Eliezer ben Solomon Ashkenazi was a Rabbi and Talmudical scholar born in Poland about the beginning of the 19th century, who resided afterward in Tunis. He published at Metz in 1845, under the title Dibre Hakamim ("Words of [the] Wise"), a selection of 11 ancient manuscripts:

 Midrash Wayosha, on the Pentateuch
 Joseph Caro's Commentary on Lamentations
 Maimonides' Hokmat ha-'Ibbur, a treatise on the computation of the intercalary month
 Abraham bar Hiyyah's seventh "gate" of the third treatise on the computation of the intercalary month, with a responsum by Hai Gaon on the calculation of the years since the Creation
 Moses Narboni's Maamar ba-Behirah, a treatise on free-will
 Nussah Ketab, a letter from Joshua Lorki on religion
 Isaac Ardotiel's Meliẓah 'al ha-'Et, a prose poem on the pen
 David ben Yom-tob's Yesodot ha-Maskil, 13 articles of belief of an enlightened man
 RaMBaM, a letter from Maimonides addressed to Rabbi Japhet the Dayyan
 A letter by Elijah of Italy, written from Palestine to his family at Ferrara, in 1438
 Jacob Provençal's Be-Debar Limmud ha-Hokmah, on the study of science.

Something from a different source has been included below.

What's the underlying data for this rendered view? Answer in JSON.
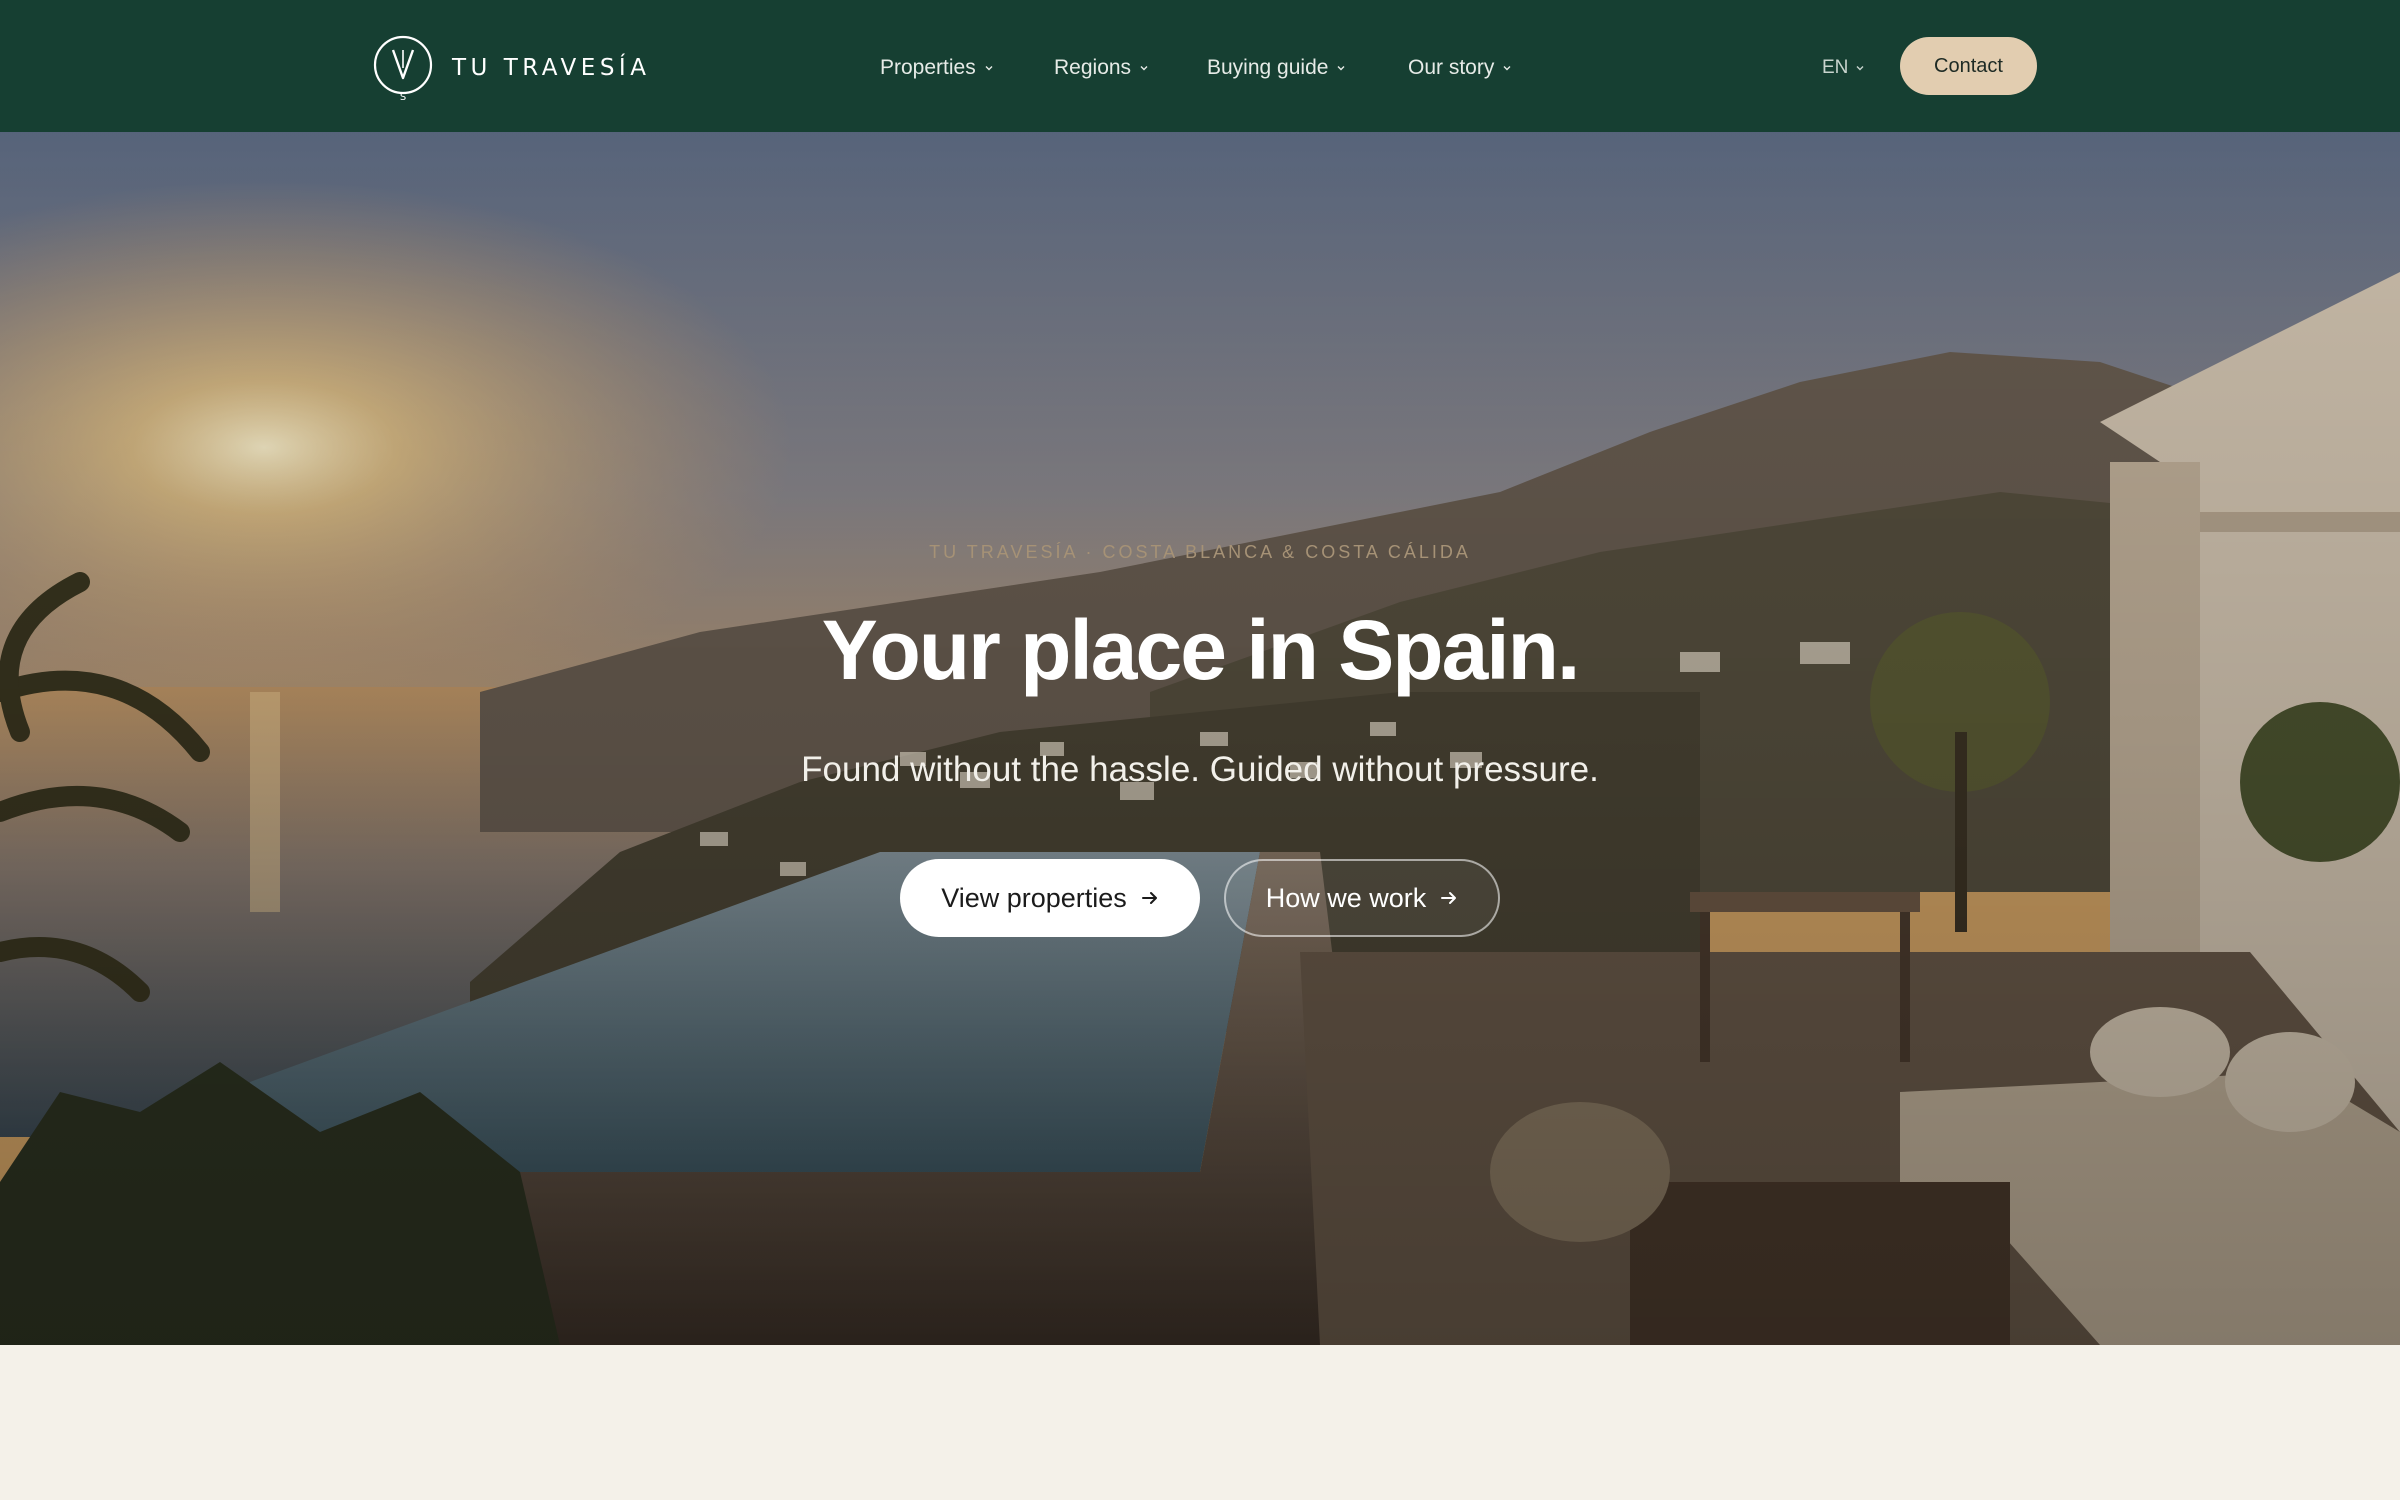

S. Munk has written an introduction to this collection, which contains also, as an appendix, a French translation of Yesodot ha-Maskil by "H. B."

Ashkenazi published also Ta'am Zekenim ("Taste [of] Old Men"), edited by R. Kirchheim, a collection of old manuscripts and prints dealing with Jewish literature and history in the Middle Ages (Frankfort-on-the-Main, 1854).

References 
 Its bibliography:
Joseph Zedner, Cat. Hebr. Books Brit. Mus. pp. 56, 57;
William Zeitlin, Bibliotheca Hebraica, p. 7.